Un texte qui me tient particulièrement à coeur ....
Le premier coup de hache fuse. Un morceau d’écorce s’envole. Mon sang blanc, dilué de larmes, coule abondamment.
La mort est là. Inéluctable ! Mes souvenirs, plus vivaces que jamais, se répandent à mon chevet pour veiller mon agonie.
Je revois la montagne où je suis né
J’entends les berceuses que le vent me chantait
Je retrouve les histoires extraordinaires que les oiseaux se racontaient
Je sens la douce caresse du vent de ma montagne
Mes racines, croyant renaître, aspirent goulûment la vie
La hache se fait hargneuse
Je la sens à peine
Mes souvenirs me serrent de toute leur force
Me crient : Courage !
Je me tiens droit.
Ce fut par un doux matin de printemps que l’on était venu me chercher. Ma mère s’accrocha à moi si fort, que l’on dut me couper les bras pour m’arracher à elle. Mes frères secouaient convulsivement leurs milliers de feuilles et la forêt, à l’infini, n’était que plainte douloureuse. Les oiseaux s’envolèrent au loin. Jamais je ne les revis.
On me planta au milieu d’un beau jardin. On m’entoura de soins. D’attentions. D’affection. On me gava, me tailla et, petit à petit, je me suis laissé vivre, refoulant au fond de mes entrailles, la nostalgie de ma blanche montagne.
Les coups se succèdent. La vie, par flots, coule de mes veines. Je vacille et m’accroche à mes souvenirs.
Je trônais au milieu du jardin. Par les chaudes journées d’été, quand le soleil pris de frénésie méchante soufflait ses flammes partout, ma nouvelle famille venait se blottir dans mon ombre. Je la serrais tout contre moi, lui faisant rempart de mon feuillage.
La hache entame profondément ma chair. Mes souvenirs peinent à me soutenir, je me penche …
Les années se sont écoulées paisibles. J’ai aimé le petit garçon dont j’étais tout l’univers. J’ai adulé sa sœur, dont le regard azur, réveillait le souvenir de mon ciel d’enfance. Mon ombre fût leur compagnon de jeu. Mes branches leur repaire secret. Mon tronc le témoin de leurs premières amours.
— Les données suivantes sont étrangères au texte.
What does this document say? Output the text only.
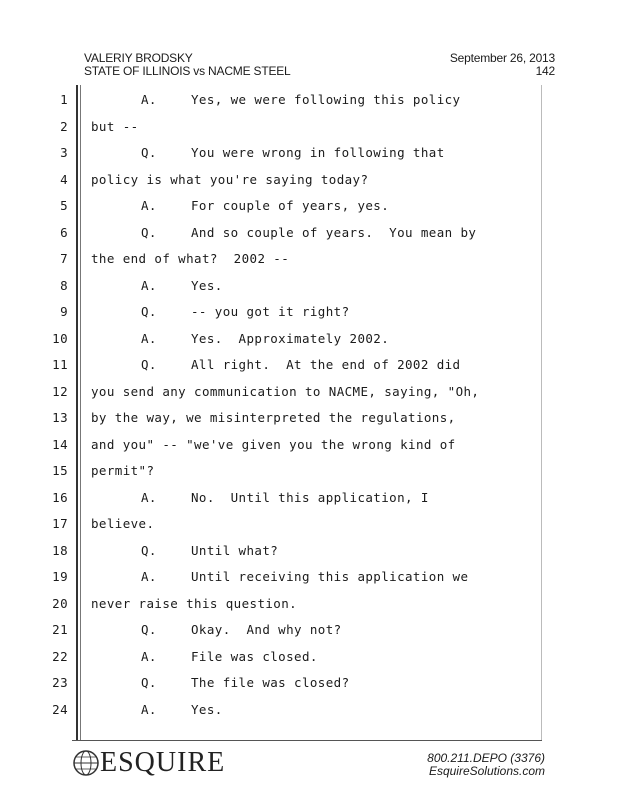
VALERIY BRODSKY
STATE OF ILLINOIS vs NACME STEEL
September 26, 2013
142
1	A.	Yes, we were following this policy
2 but --
3	Q.	You were wrong in following that
4 policy is what you're saying today?
5	A.	For couple of years, yes.
6	Q.	And so couple of years.  You mean by
7 the end of what?  2002 --
8	A.	Yes.
9	Q.	-- you got it right?
10	A.	Yes.  Approximately 2002.
11	Q.	All right.  At the end of 2002 did
12 you send any communication to NACME, saying, "Oh,
13 by the way, we misinterpreted the regulations,
14 and you" -- "we've given you the wrong kind of
15 permit"?
16	A.	No.  Until this application, I
17 believe.
18	Q.	Until what?
19	A.	Until receiving this application we
20 never raise this question.
21	Q.	Okay.  And why not?
22	A.	File was closed.
23	Q.	The file was closed?
24	A.	Yes.
ESQUIRE	800.211.DEPO (3376)
EsquireSolutions.com
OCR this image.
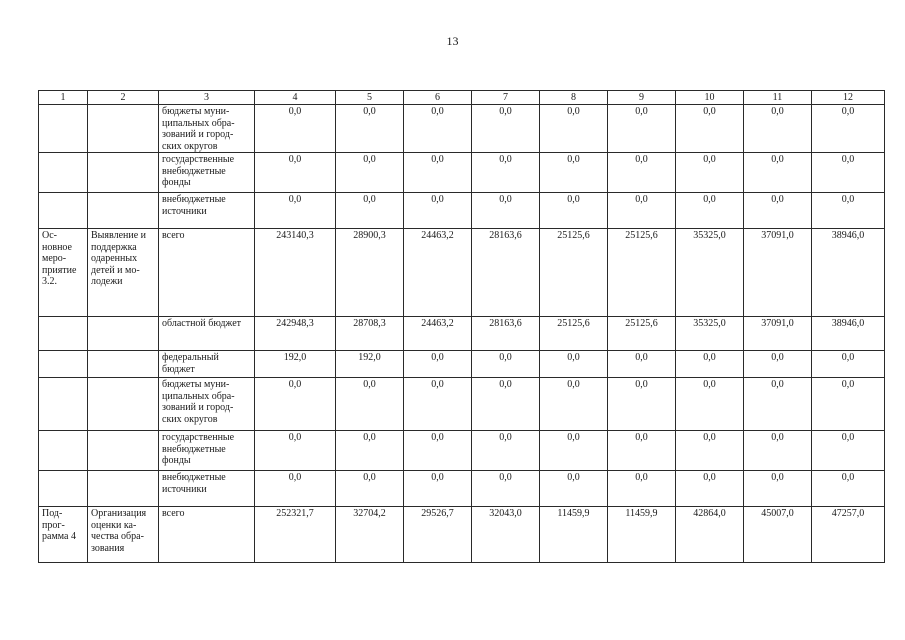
13
1	2	3	4	5	6	7	8	9	10	11	12
		бюджеты муни-ципальных обра-зований и город-ских округов	0,0	0,0	0,0	0,0	0,0	0,0	0,0	0,0	0,0
		государственные внебюджетные фонды	0,0	0,0	0,0	0,0	0,0	0,0	0,0	0,0	0,0
		внебюджетные источники	0,0	0,0	0,0	0,0	0,0	0,0	0,0	0,0	0,0
Ос-новное меро-приятие 3.2.	Выявление и поддержка одаренных детей и мо-лодежи	всего	243140,3	28900,3	24463,2	28163,6	25125,6	25125,6	35325,0	37091,0	38946,0
		областной бюджет	242948,3	28708,3	24463,2	28163,6	25125,6	25125,6	35325,0	37091,0	38946,0
		федеральный бюджет	192,0	192,0	0,0	0,0	0,0	0,0	0,0	0,0	0,0
		бюджеты муни-ципальных обра-зований и город-ских округов	0,0	0,0	0,0	0,0	0,0	0,0	0,0	0,0	0,0
		государственные внебюджетные фонды	0,0	0,0	0,0	0,0	0,0	0,0	0,0	0,0	0,0
		внебюджетные источники	0,0	0,0	0,0	0,0	0,0	0,0	0,0	0,0	0,0
Под-прог-рамма 4	Организация оценки ка-чества обра-зования	всего	252321,7	32704,2	29526,7	32043,0	11459,9	11459,9	42864,0	45007,0	47257,0
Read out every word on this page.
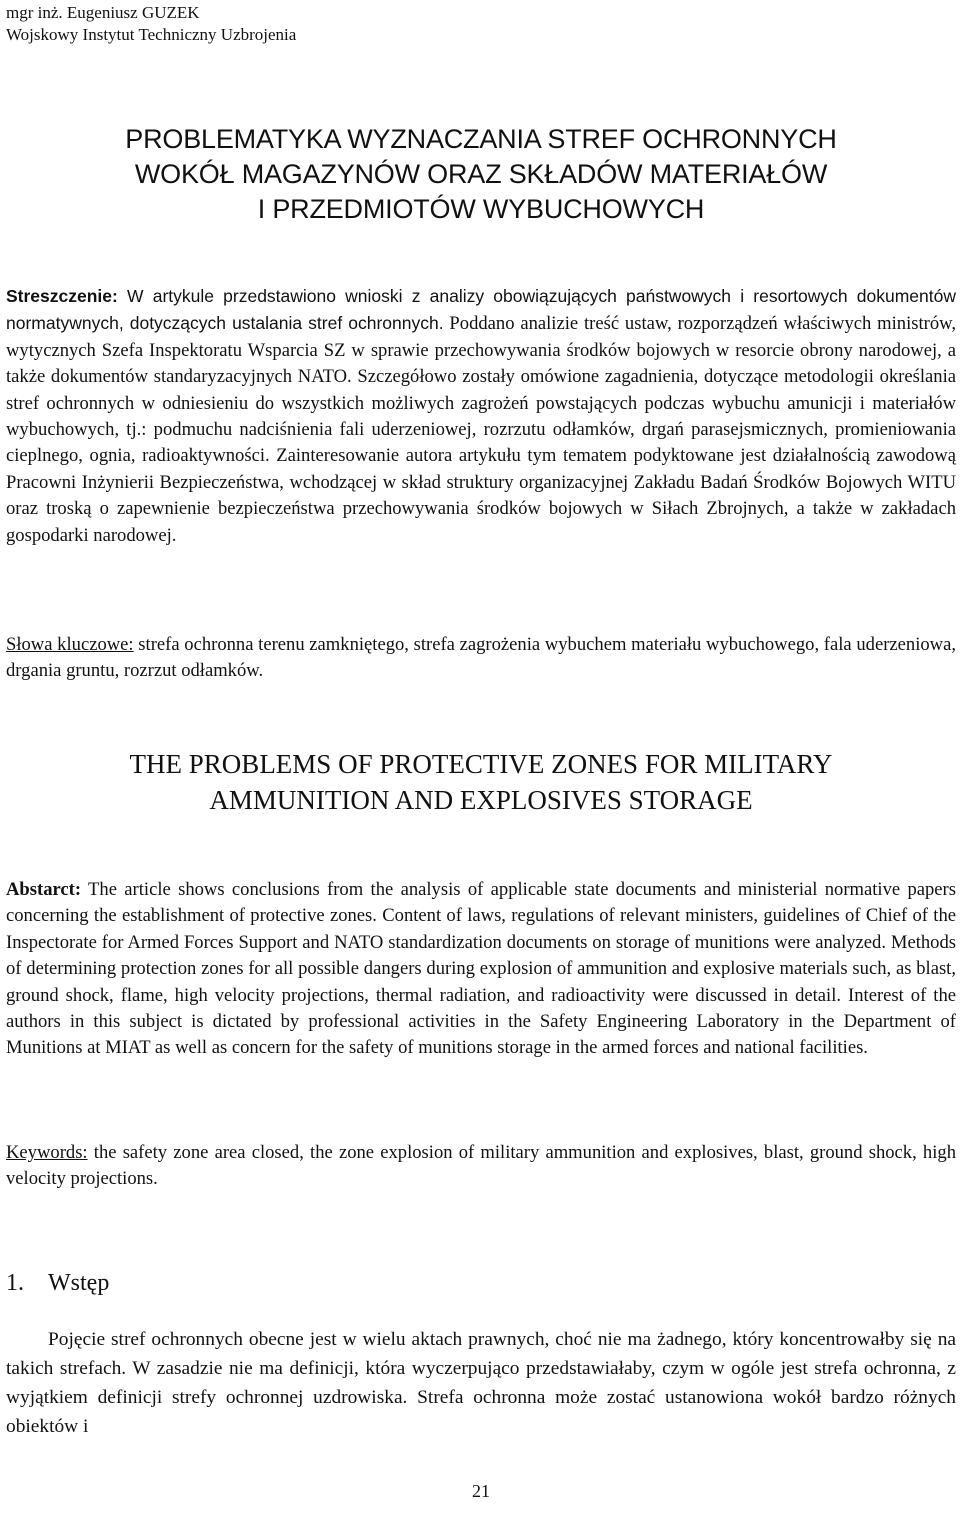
mgr inż. Eugeniusz GUZEK
Wojskowy Instytut Techniczny Uzbrojenia
PROBLEMATYKA WYZNACZANIA STREF OCHRONNYCH
WOKÓŁ MAGAZYNÓW ORAZ SKŁADÓW MATERIAŁÓW
I PRZEDMIOTÓW WYBUCHOWYCH

Streszczenie: W artykule przedstawiono wnioski z analizy obowiązujących państwowych i resortowych dokumentów normatywnych, dotyczących ustalania stref ochronnych. Poddano analizie treść ustaw, rozporządzeń właściwych ministrów, wytycznych Szefa Inspektoratu Wsparcia SZ w sprawie przechowywania środków bojowych w resorcie obrony narodowej, a także dokumentów standaryzacyjnych NATO. Szczegółowo zostały omówione zagadnienia, dotyczące metodologii określania stref ochronnych w odniesieniu do wszystkich możliwych zagrożeń powstających podczas wybuchu amunicji i materiałów wybuchowych, tj.: podmuchu nadciśnienia fali uderzeniowej, rozrzutu odłamków, drgań parasejsmicznych, promieniowania cieplnego, ognia, radioaktywności. Zainteresowanie autora artykułu tym tematem podyktowane jest działalnością zawodową Pracowni Inżynierii Bezpieczeństwa, wchodzącej w skład struktury organizacyjnej Zakładu Badań Środków Bojowych WITU oraz troską o zapewnienie bezpieczeństwa przechowywania środków bojowych w Siłach Zbrojnych, a także w zakładach gospodarki narodowej.

Słowa kluczowe: strefa ochronna terenu zamkniętego, strefa zagrożenia wybuchem materiału wybuchowego, fala uderzeniowa, drgania gruntu, rozrzut odłamków.

THE PROBLEMS OF PROTECTIVE ZONES FOR MILITARY
AMMUNITION AND EXPLOSIVES STORAGE

Abstarct: The article shows conclusions from the analysis of applicable state documents and ministerial normative papers concerning the establishment of protective zones. Content of laws, regulations of relevant ministers, guidelines of Chief of the Inspectorate for Armed Forces Support and NATO standardization documents on storage of munitions were analyzed. Methods of determining protection zones for all possible dangers during explosion of ammunition and explosive materials such, as blast, ground shock, flame, high velocity projections, thermal radiation, and radioactivity were discussed in detail. Interest of the authors in this subject is dictated by professional activities in the Safety Engineering Laboratory in the Department of Munitions at MIAT as well as concern for the safety of munitions storage in the armed forces and national facilities.

Keywords: the safety zone area closed, the zone explosion of military ammunition and explosives, blast, ground shock, high velocity projections.

1. Wstęp

Pojęcie stref ochronnych obecne jest w wielu aktach prawnych, choć nie ma żadnego, który koncentrowałby się na takich strefach. W zasadzie nie ma definicji, która wyczerpująco przedstawiałaby, czym w ogóle jest strefa ochronna, z wyjątkiem definicji strefy ochronnej uzdrowiska. Strefa ochronna może zostać ustanowiona wokół bardzo różnych obiektów i

21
Mon âme s’apprête à s’envoler vers les cieux. Tristement, le vent se lève pour mener la marche funèbre.
Un jour, la richesse est venue et toute la maison s’est transformée. On a démoli, reconstruit, repeint, réaménagé. Ma vieille mansarde est devenue une belle demeure … un palais, auquel il ne manquait qu’une piscine.
Ils sont venus me regarder tomber. Ils sourient, se sentant déjà flotter sur l’eau fraîche.
Je ne me rappelle plus de rien
Je m’abats.
Adieu !
Au moment d’exhaler mon dernier soupir, le vent se penche sur moi et souffle : « Pars en paix ! la-haut, sur la montagne, juste au milieu de tes frères, j’ai déposé une de tes graines ! ».